Remember the old model:
- A team gets together in a meeting room (or Zoom) to solve a problem.
- The loudest people in the room blurt out their ideas.
- Ideas are assessed on confidence and volume, not validity or quality.
- The loudest idea wins, not the best idea.
Here’s how modern high-performing team model works:
- Rather than a meeting, everyone comes together on a tool like Slack, Teams, Docs, Figma, etc. (You pick the stack that works for you.)
- The collaborative nature of these tools gives everyone an equal voice (at an equal volume).
- It makes the whole team stop and consider what everyone else is saying, then respond.
- This model selects for the best idea, not the loudest.
You see, collaboration tools are changing the way we work for the better. And as a startup with a shorter runway and limited resources, getting to the best ideas faster than the competition can be one of your biggest advantages. It’s why embracing collaboration tools and working in new, more effective ways is so important.

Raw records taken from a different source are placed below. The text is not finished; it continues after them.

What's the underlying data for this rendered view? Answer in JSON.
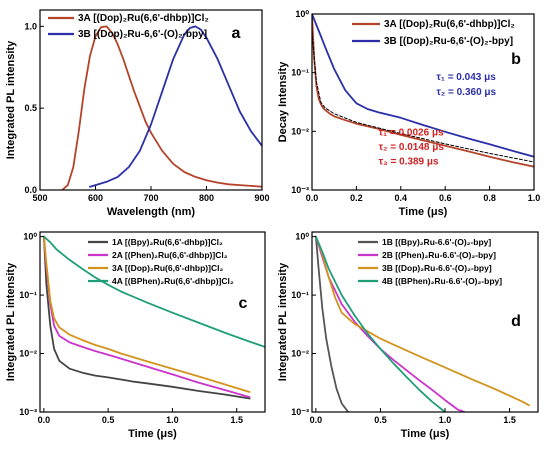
{
  "chart_data": [
    {
      "id": "a",
      "type": "line",
      "panel_label": "a",
      "xlabel": "Wavelength (nm)",
      "ylabel": "Integrated PL intensity",
      "xlim": [
        500,
        900
      ],
      "ylim": [
        0,
        1.1
      ],
      "yscale": "linear",
      "xticks": [
        500,
        600,
        700,
        800,
        900
      ],
      "yticks": [
        0.0,
        0.5,
        1.0
      ],
      "xtick_labels": [
        "500",
        "600",
        "700",
        "800",
        "900"
      ],
      "ytick_labels": [
        "0.0",
        "0.5",
        "1.0"
      ],
      "legend_position": "top-left",
      "series": [
        {
          "name": "3A [(Dop)₂Ru(6,6'-dhbp)]Cl₂",
          "color": "#b5432a",
          "x": [
            540,
            550,
            560,
            570,
            580,
            590,
            600,
            610,
            620,
            630,
            640,
            650,
            660,
            670,
            680,
            690,
            700,
            720,
            740,
            760,
            780,
            800,
            820,
            840,
            860,
            880,
            900
          ],
          "y": [
            0.0,
            0.03,
            0.14,
            0.36,
            0.62,
            0.82,
            0.94,
            0.995,
            1.0,
            0.96,
            0.89,
            0.8,
            0.7,
            0.6,
            0.51,
            0.42,
            0.35,
            0.24,
            0.16,
            0.11,
            0.08,
            0.06,
            0.045,
            0.035,
            0.03,
            0.025,
            0.02
          ]
        },
        {
          "name": "3B [(Dop)₂Ru-6,6'-(O)₂-bpy]",
          "color": "#2b2fa8",
          "x": [
            590,
            600,
            620,
            640,
            660,
            680,
            700,
            720,
            740,
            760,
            770,
            780,
            790,
            800,
            820,
            840,
            860,
            880,
            900
          ],
          "y": [
            0.02,
            0.03,
            0.05,
            0.08,
            0.14,
            0.24,
            0.4,
            0.6,
            0.8,
            0.95,
            0.99,
            1.0,
            0.98,
            0.93,
            0.8,
            0.64,
            0.48,
            0.36,
            0.27
          ]
        }
      ],
      "annotations": []
    },
    {
      "id": "b",
      "type": "line",
      "panel_label": "b",
      "xlabel": "Time (μs)",
      "ylabel": "Decay Intensity",
      "xlim": [
        0,
        1.0
      ],
      "ylim": [
        0.001,
        1
      ],
      "yscale": "log",
      "xticks": [
        0,
        0.2,
        0.4,
        0.6,
        0.8,
        1.0
      ],
      "yticks": [
        0.001,
        0.01,
        0.1,
        1
      ],
      "xtick_labels": [
        "0.0",
        "0.2",
        "0.4",
        "0.6",
        "0.8",
        "1.0"
      ],
      "ytick_labels": [
        "10⁻³",
        "10⁻²",
        "10⁻¹",
        "10⁰"
      ],
      "legend_position": "top-right",
      "series": [
        {
          "name": "3A [(Dop)₂Ru(6,6'-dhbp)]Cl₂",
          "color": "#b5432a",
          "x": [
            0,
            0.005,
            0.01,
            0.02,
            0.03,
            0.04,
            0.05,
            0.06,
            0.08,
            0.1,
            0.15,
            0.2,
            0.3,
            0.4,
            0.5,
            0.6,
            0.7,
            0.8,
            0.9,
            1.0
          ],
          "y": [
            1.0,
            0.4,
            0.17,
            0.06,
            0.036,
            0.029,
            0.025,
            0.023,
            0.02,
            0.018,
            0.0155,
            0.0135,
            0.011,
            0.0087,
            0.007,
            0.0057,
            0.0046,
            0.0037,
            0.003,
            0.0025
          ]
        },
        {
          "name": "3B [(Dop)₂Ru-6,6'-(O)₂-bpy]",
          "color": "#2b2fa8",
          "x": [
            0,
            0.02,
            0.04,
            0.06,
            0.08,
            0.1,
            0.15,
            0.2,
            0.25,
            0.3,
            0.4,
            0.5,
            0.6,
            0.7,
            0.8,
            0.9,
            1.0
          ],
          "y": [
            1.0,
            0.65,
            0.42,
            0.27,
            0.175,
            0.115,
            0.05,
            0.03,
            0.024,
            0.021,
            0.017,
            0.0128,
            0.0098,
            0.0076,
            0.006,
            0.0047,
            0.0037
          ]
        },
        {
          "name": "",
          "color": "#000000",
          "x": [
            0.0,
            0.02,
            0.04,
            0.06,
            0.1,
            0.2,
            0.4,
            0.6,
            0.8,
            1.0
          ],
          "y": [
            0.5,
            0.07,
            0.031,
            0.025,
            0.02,
            0.0142,
            0.0092,
            0.0061,
            0.0042,
            0.003
          ]
        }
      ],
      "annotations": [
        {
          "text": "τ₁ = 0.043 μs",
          "color": "#2b2fa8",
          "x": 0.56,
          "y": 0.075
        },
        {
          "text": "τ₂ = 0.360 μs",
          "color": "#2b2fa8",
          "x": 0.56,
          "y": 0.042
        },
        {
          "text": "τ₁ = 0.0026 μs",
          "color": "#d22222",
          "x": 0.3,
          "y": 0.0085
        },
        {
          "text": "τ₂ = 0.0148 μs",
          "color": "#d22222",
          "x": 0.3,
          "y": 0.0048
        },
        {
          "text": "τ₃ = 0.389 μs",
          "color": "#d22222",
          "x": 0.3,
          "y": 0.0027
        }
      ]
    },
    {
      "id": "c",
      "type": "line",
      "panel_label": "c",
      "xlabel": "Time (μs)",
      "ylabel": "Integrated PL intensity",
      "xlim": [
        -0.03,
        1.72
      ],
      "ylim": [
        0.001,
        1.2
      ],
      "yscale": "log",
      "xticks": [
        0.0,
        0.5,
        1.0,
        1.5
      ],
      "yticks": [
        0.001,
        0.01,
        0.1,
        1
      ],
      "xtick_labels": [
        "0.0",
        "0.5",
        "1.0",
        "1.5"
      ],
      "ytick_labels": [
        "10⁻³",
        "10⁻²",
        "10⁻¹",
        "10⁰"
      ],
      "legend_position": "top-right",
      "series": [
        {
          "name": "1A [(Bpy)₂Ru(6,6'-dhbp)]Cl₂",
          "color": "#444444",
          "x": [
            0,
            0.02,
            0.05,
            0.08,
            0.12,
            0.2,
            0.3,
            0.4,
            0.5,
            0.6,
            0.7,
            0.8,
            1.0,
            1.2,
            1.4,
            1.6
          ],
          "y": [
            1.0,
            0.15,
            0.03,
            0.012,
            0.0075,
            0.0055,
            0.0047,
            0.0042,
            0.0039,
            0.0036,
            0.0033,
            0.0031,
            0.0027,
            0.0023,
            0.002,
            0.0017
          ]
        },
        {
          "name": "2A [(Phen)₂Ru(6,6'-dhbp)]Cl₂",
          "color": "#cc33cc",
          "x": [
            0,
            0.02,
            0.05,
            0.08,
            0.12,
            0.2,
            0.3,
            0.4,
            0.5,
            0.6,
            0.7,
            0.8,
            1.0,
            1.2,
            1.4,
            1.6
          ],
          "y": [
            1.0,
            0.3,
            0.07,
            0.03,
            0.02,
            0.0155,
            0.013,
            0.011,
            0.0095,
            0.0082,
            0.007,
            0.006,
            0.0044,
            0.0032,
            0.0024,
            0.0018
          ]
        },
        {
          "name": "3A [(Dop)₂Ru(6,6'-dhbp)]Cl₂",
          "color": "#d4931c",
          "x": [
            0,
            0.02,
            0.05,
            0.08,
            0.12,
            0.2,
            0.3,
            0.4,
            0.5,
            0.6,
            0.7,
            0.8,
            1.0,
            1.2,
            1.4,
            1.6
          ],
          "y": [
            1.0,
            0.35,
            0.08,
            0.04,
            0.028,
            0.021,
            0.017,
            0.014,
            0.012,
            0.01,
            0.0086,
            0.0074,
            0.0055,
            0.0041,
            0.003,
            0.0022
          ]
        },
        {
          "name": "4A [(BPhen)₂Ru(6,6'-dhbp)]Cl₂",
          "color": "#1f9e7a",
          "x": [
            0,
            0.05,
            0.1,
            0.2,
            0.3,
            0.4,
            0.5,
            0.6,
            0.8,
            1.0,
            1.2,
            1.4,
            1.6,
            1.72
          ],
          "y": [
            1.0,
            0.8,
            0.6,
            0.4,
            0.28,
            0.2,
            0.15,
            0.115,
            0.075,
            0.05,
            0.034,
            0.023,
            0.016,
            0.013
          ]
        }
      ],
      "annotations": []
    },
    {
      "id": "d",
      "type": "line",
      "panel_label": "d",
      "xlabel": "Time (μs)",
      "ylabel": "Integrated PL intensity",
      "xlim": [
        -0.03,
        1.72
      ],
      "ylim": [
        0.001,
        1.2
      ],
      "yscale": "log",
      "xticks": [
        0.0,
        0.5,
        1.0,
        1.5
      ],
      "yticks": [
        0.001,
        0.01,
        0.1,
        1
      ],
      "xtick_labels": [
        "0.0",
        "0.5",
        "1.0",
        "1.5"
      ],
      "ytick_labels": [
        "10⁻³",
        "10⁻²",
        "10⁻¹",
        "10⁰"
      ],
      "legend_position": "top-right",
      "series": [
        {
          "name": "1B [(Bpy)₂Ru-6.6'-(O)₂-bpy]",
          "color": "#555555",
          "x": [
            0,
            0.02,
            0.05,
            0.08,
            0.12,
            0.16,
            0.2,
            0.25
          ],
          "y": [
            1.0,
            0.3,
            0.06,
            0.018,
            0.006,
            0.0025,
            0.0014,
            0.001
          ]
        },
        {
          "name": "2B [(Phen)₂Ru-6.6'-(O)₂-bpy]",
          "color": "#cc33cc",
          "x": [
            0,
            0.05,
            0.1,
            0.2,
            0.3,
            0.4,
            0.5,
            0.6,
            0.7,
            0.8,
            0.9,
            1.0,
            1.1,
            1.15
          ],
          "y": [
            1.0,
            0.45,
            0.2,
            0.07,
            0.035,
            0.02,
            0.012,
            0.0078,
            0.0052,
            0.0035,
            0.0024,
            0.0016,
            0.0011,
            0.001
          ]
        },
        {
          "name": "3B [(Dop)₂Ru-6.6'-(O)₂-bpy]",
          "color": "#d4931c",
          "x": [
            0,
            0.05,
            0.1,
            0.15,
            0.2,
            0.3,
            0.4,
            0.5,
            0.6,
            0.8,
            1.0,
            1.2,
            1.4,
            1.6,
            1.65
          ],
          "y": [
            1.0,
            0.5,
            0.2,
            0.09,
            0.05,
            0.032,
            0.024,
            0.018,
            0.0142,
            0.009,
            0.0058,
            0.0037,
            0.0024,
            0.0015,
            0.0013
          ]
        },
        {
          "name": "4B [(BPhen)₂Ru-6.6'-(O)₂-bpy]",
          "color": "#1f9e7a",
          "x": [
            0,
            0.05,
            0.1,
            0.2,
            0.3,
            0.4,
            0.5,
            0.6,
            0.7,
            0.8,
            0.9,
            1.0
          ],
          "y": [
            1.0,
            0.55,
            0.28,
            0.1,
            0.045,
            0.022,
            0.012,
            0.0068,
            0.004,
            0.0024,
            0.0015,
            0.001
          ]
        }
      ],
      "annotations": []
    }
  ]
}
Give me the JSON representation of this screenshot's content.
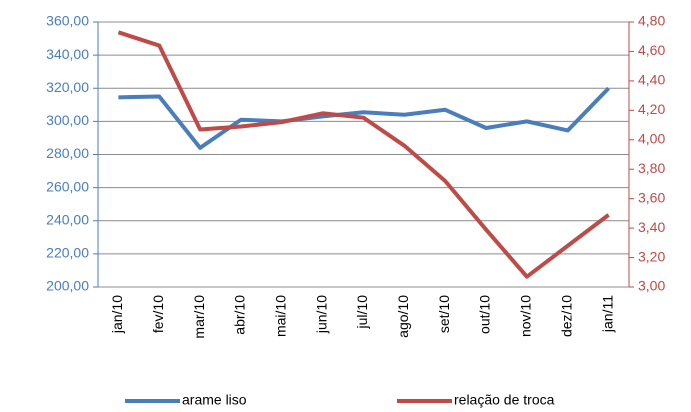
{
  "chart_data": {
    "type": "line",
    "categories": [
      "jan/10",
      "fev/10",
      "mar/10",
      "abr/10",
      "mai/10",
      "jun/10",
      "jul/10",
      "ago/10",
      "set/10",
      "out/10",
      "nov/10",
      "dez/10",
      "jan/11"
    ],
    "series": [
      {
        "name": "arame liso",
        "color": "#4a7ebb",
        "values": [
          314.5,
          315,
          284,
          301,
          300,
          303,
          305.5,
          304,
          307,
          296,
          300,
          294.5,
          320
        ]
      },
      {
        "name": "relação de troca",
        "color": "#be4b48",
        "axis": "y2",
        "values": [
          4.73,
          4.64,
          4.07,
          4.09,
          4.12,
          4.18,
          4.15,
          3.96,
          3.72,
          3.39,
          3.07,
          3.28,
          3.49
        ]
      }
    ],
    "ylim": [
      200,
      360
    ],
    "yticks": [
      {
        "value": 200,
        "label": "200,00"
      },
      {
        "value": 220,
        "label": "220,00"
      },
      {
        "value": 240,
        "label": "240,00"
      },
      {
        "value": 260,
        "label": "260,00"
      },
      {
        "value": 280,
        "label": "280,00"
      },
      {
        "value": 300,
        "label": "300,00"
      },
      {
        "value": 320,
        "label": "320,00"
      },
      {
        "value": 340,
        "label": "340,00"
      },
      {
        "value": 360,
        "label": "360,00"
      }
    ],
    "y2lim": [
      3.0,
      4.8
    ],
    "y2ticks": [
      {
        "value": 3.0,
        "label": "3,00"
      },
      {
        "value": 3.2,
        "label": "3,20"
      },
      {
        "value": 3.4,
        "label": "3,40"
      },
      {
        "value": 3.6,
        "label": "3,60"
      },
      {
        "value": 3.8,
        "label": "3,80"
      },
      {
        "value": 4.0,
        "label": "4,00"
      },
      {
        "value": 4.2,
        "label": "4,20"
      },
      {
        "value": 4.4,
        "label": "4,40"
      },
      {
        "value": 4.6,
        "label": "4,60"
      },
      {
        "value": 4.8,
        "label": "4,80"
      }
    ],
    "grid": true,
    "legend": "bottom"
  }
}
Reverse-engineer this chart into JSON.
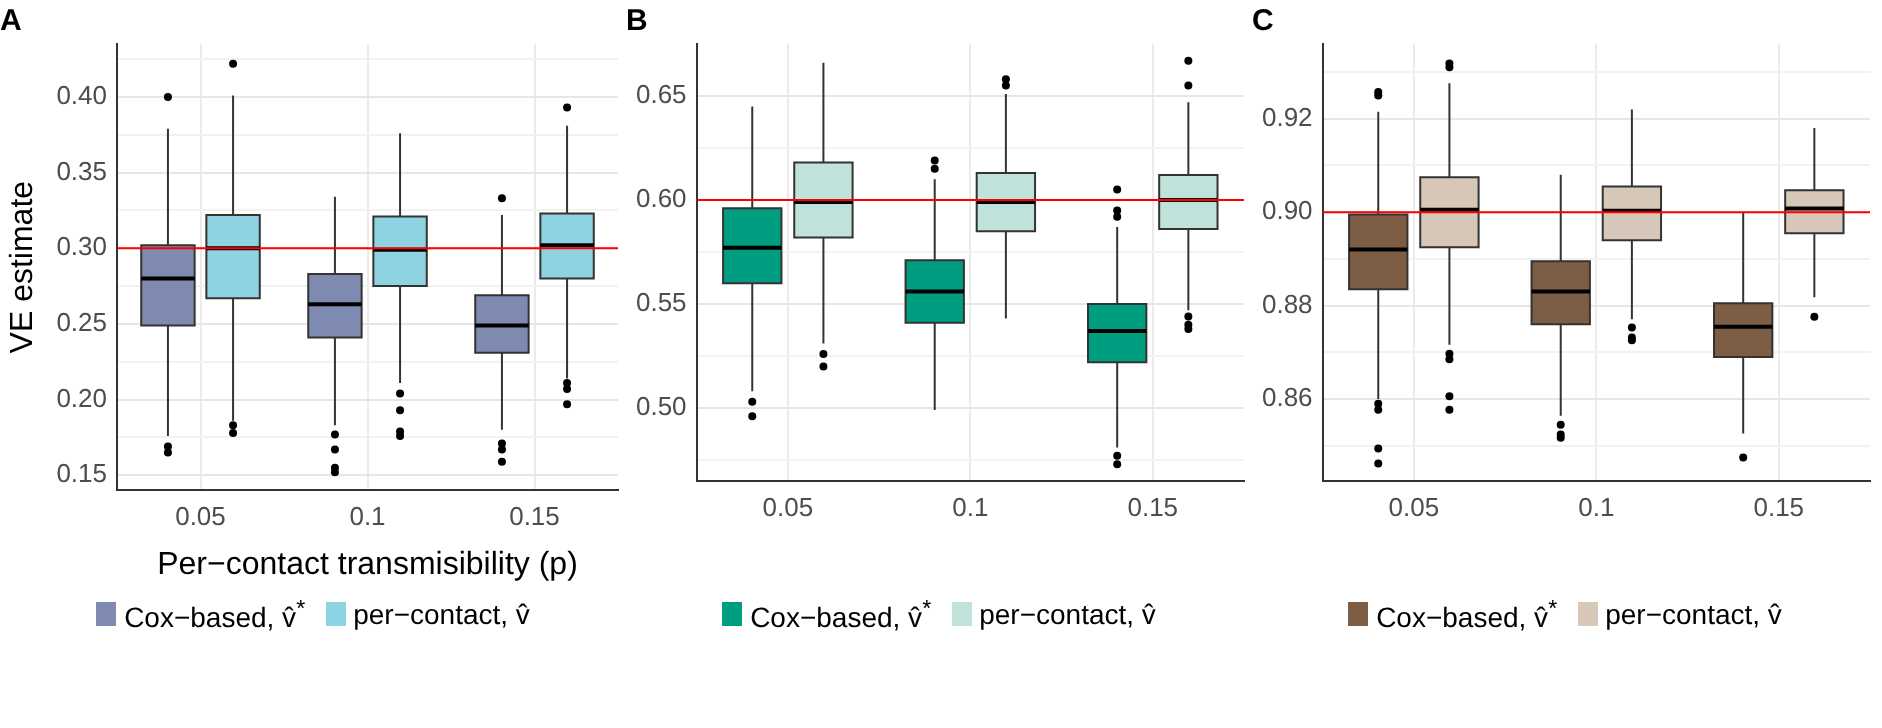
{
  "chart_data": [
    {
      "type": "box",
      "title": "A",
      "xlabel": "Per−contact transmisibility (p)",
      "ylabel": "VE estimate",
      "categories": [
        "0.05",
        "0.1",
        "0.15"
      ],
      "series": [
        {
          "name": "Cox−based, v̂$^{*}$",
          "color": "#7f8ab0",
          "boxes": [
            {
              "low": 0.176,
              "q1": 0.249,
              "median": 0.28,
              "q3": 0.302,
              "high": 0.379,
              "outliers": [
                0.4,
                0.169,
                0.165
              ]
            },
            {
              "low": 0.183,
              "q1": 0.241,
              "median": 0.263,
              "q3": 0.283,
              "high": 0.334,
              "outliers": [
                0.177,
                0.167,
                0.155,
                0.152
              ]
            },
            {
              "low": 0.18,
              "q1": 0.231,
              "median": 0.249,
              "q3": 0.269,
              "high": 0.322,
              "outliers": [
                0.333,
                0.171,
                0.167,
                0.159
              ]
            }
          ]
        },
        {
          "name": "per−contact, v̂",
          "color": "#8dd3e2",
          "boxes": [
            {
              "low": 0.186,
              "q1": 0.267,
              "median": 0.3,
              "q3": 0.322,
              "high": 0.401,
              "outliers": [
                0.422,
                0.183,
                0.178
              ]
            },
            {
              "low": 0.211,
              "q1": 0.275,
              "median": 0.299,
              "q3": 0.321,
              "high": 0.376,
              "outliers": [
                0.204,
                0.193,
                0.179,
                0.176
              ]
            },
            {
              "low": 0.214,
              "q1": 0.28,
              "median": 0.302,
              "q3": 0.323,
              "high": 0.381,
              "outliers": [
                0.393,
                0.211,
                0.207,
                0.197
              ]
            }
          ]
        }
      ],
      "ylim": [
        0.14,
        0.435
      ],
      "yticks": [
        {
          "value": 0.15,
          "label": "0.15"
        },
        {
          "value": 0.175,
          "label": null
        },
        {
          "value": 0.2,
          "label": "0.20"
        },
        {
          "value": 0.225,
          "label": null
        },
        {
          "value": 0.25,
          "label": "0.25"
        },
        {
          "value": 0.275,
          "label": null
        },
        {
          "value": 0.3,
          "label": "0.30"
        },
        {
          "value": 0.325,
          "label": null
        },
        {
          "value": 0.35,
          "label": "0.35"
        },
        {
          "value": 0.375,
          "label": null
        },
        {
          "value": 0.4,
          "label": "0.40"
        },
        {
          "value": 0.425,
          "label": null
        }
      ],
      "ref_lines": [
        {
          "axis": "y",
          "value": 0.3,
          "color": "#ff0000"
        }
      ],
      "grid": true,
      "legend": "bottom"
    },
    {
      "type": "box",
      "title": "B",
      "categories": [
        "0.05",
        "0.1",
        "0.15"
      ],
      "series": [
        {
          "name": "Cox−based, v̂$^{*}$",
          "color": "#009e80",
          "boxes": [
            {
              "low": 0.508,
              "q1": 0.56,
              "median": 0.577,
              "q3": 0.596,
              "high": 0.645,
              "outliers": [
                0.503,
                0.496
              ]
            },
            {
              "low": 0.499,
              "q1": 0.541,
              "median": 0.556,
              "q3": 0.571,
              "high": 0.61,
              "outliers": [
                0.619,
                0.615
              ]
            },
            {
              "low": 0.481,
              "q1": 0.522,
              "median": 0.537,
              "q3": 0.55,
              "high": 0.587,
              "outliers": [
                0.605,
                0.595,
                0.592,
                0.477,
                0.473
              ]
            }
          ]
        },
        {
          "name": "per−contact, v̂",
          "color": "#bfe3db",
          "boxes": [
            {
              "low": 0.531,
              "q1": 0.582,
              "median": 0.599,
              "q3": 0.618,
              "high": 0.666,
              "outliers": [
                0.526,
                0.52
              ]
            },
            {
              "low": 0.543,
              "q1": 0.585,
              "median": 0.599,
              "q3": 0.613,
              "high": 0.651,
              "outliers": [
                0.658,
                0.655
              ]
            },
            {
              "low": 0.547,
              "q1": 0.586,
              "median": 0.6,
              "q3": 0.612,
              "high": 0.647,
              "outliers": [
                0.667,
                0.655,
                0.544,
                0.54,
                0.538
              ]
            }
          ]
        }
      ],
      "ylim": [
        0.465,
        0.675
      ],
      "yticks": [
        {
          "value": 0.475,
          "label": null
        },
        {
          "value": 0.5,
          "label": "0.50"
        },
        {
          "value": 0.525,
          "label": null
        },
        {
          "value": 0.55,
          "label": "0.55"
        },
        {
          "value": 0.575,
          "label": null
        },
        {
          "value": 0.6,
          "label": "0.60"
        },
        {
          "value": 0.625,
          "label": null
        },
        {
          "value": 0.65,
          "label": "0.65"
        }
      ],
      "ref_lines": [
        {
          "axis": "y",
          "value": 0.6,
          "color": "#ff0000"
        }
      ],
      "grid": true,
      "legend": "bottom"
    },
    {
      "type": "box",
      "title": "C",
      "categories": [
        "0.05",
        "0.1",
        "0.15"
      ],
      "series": [
        {
          "name": "Cox−based, v̂$^{*}$",
          "color": "#7d5e44",
          "boxes": [
            {
              "low": 0.86,
              "q1": 0.8835,
              "median": 0.892,
              "q3": 0.8995,
              "high": 0.9215,
              "outliers": [
                0.9257,
                0.925,
                0.859,
                0.8577,
                0.8494,
                0.8462
              ]
            },
            {
              "low": 0.8564,
              "q1": 0.876,
              "median": 0.883,
              "q3": 0.8895,
              "high": 0.908,
              "outliers": [
                0.8545,
                0.8524,
                0.8517
              ]
            },
            {
              "low": 0.8526,
              "q1": 0.869,
              "median": 0.8755,
              "q3": 0.8805,
              "high": 0.9,
              "outliers": [
                0.8475
              ]
            }
          ]
        },
        {
          "name": "per−contact, v̂",
          "color": "#d6c7b8",
          "boxes": [
            {
              "low": 0.8716,
              "q1": 0.8925,
              "median": 0.9005,
              "q3": 0.9075,
              "high": 0.9276,
              "outliers": [
                0.9318,
                0.931,
                0.8697,
                0.8685,
                0.8606,
                0.8577
              ]
            },
            {
              "low": 0.8771,
              "q1": 0.894,
              "median": 0.9003,
              "q3": 0.9055,
              "high": 0.922,
              "outliers": [
                0.8753,
                0.8732,
                0.8726
              ]
            },
            {
              "low": 0.8818,
              "q1": 0.8955,
              "median": 0.9008,
              "q3": 0.9047,
              "high": 0.918,
              "outliers": [
                0.8776
              ]
            }
          ]
        }
      ],
      "ylim": [
        0.8425,
        0.936
      ],
      "yticks": [
        {
          "value": 0.85,
          "label": null
        },
        {
          "value": 0.86,
          "label": "0.86"
        },
        {
          "value": 0.87,
          "label": null
        },
        {
          "value": 0.88,
          "label": "0.88"
        },
        {
          "value": 0.89,
          "label": null
        },
        {
          "value": 0.9,
          "label": "0.90"
        },
        {
          "value": 0.91,
          "label": null
        },
        {
          "value": 0.92,
          "label": "0.92"
        },
        {
          "value": 0.93,
          "label": null
        }
      ],
      "ref_lines": [
        {
          "axis": "y",
          "value": 0.9,
          "color": "#ff0000"
        }
      ],
      "grid": true,
      "legend": "bottom"
    }
  ]
}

Process is the engine of high-performance
Whether you’re building a full-time team or bringing in an external one, putting in place a process that communicates your purpose, measures progress, and empowers teams to do their best work will set you up to thrive going forward.
So when one of your people does have a bad day or week or month (because people do!), you’ve got a process that manages the “people issues”– you understand why it’s happening, what impact it’s happening, and how to manage it.
And when everything’s going good, every person is working towards your startup vision in lockstep.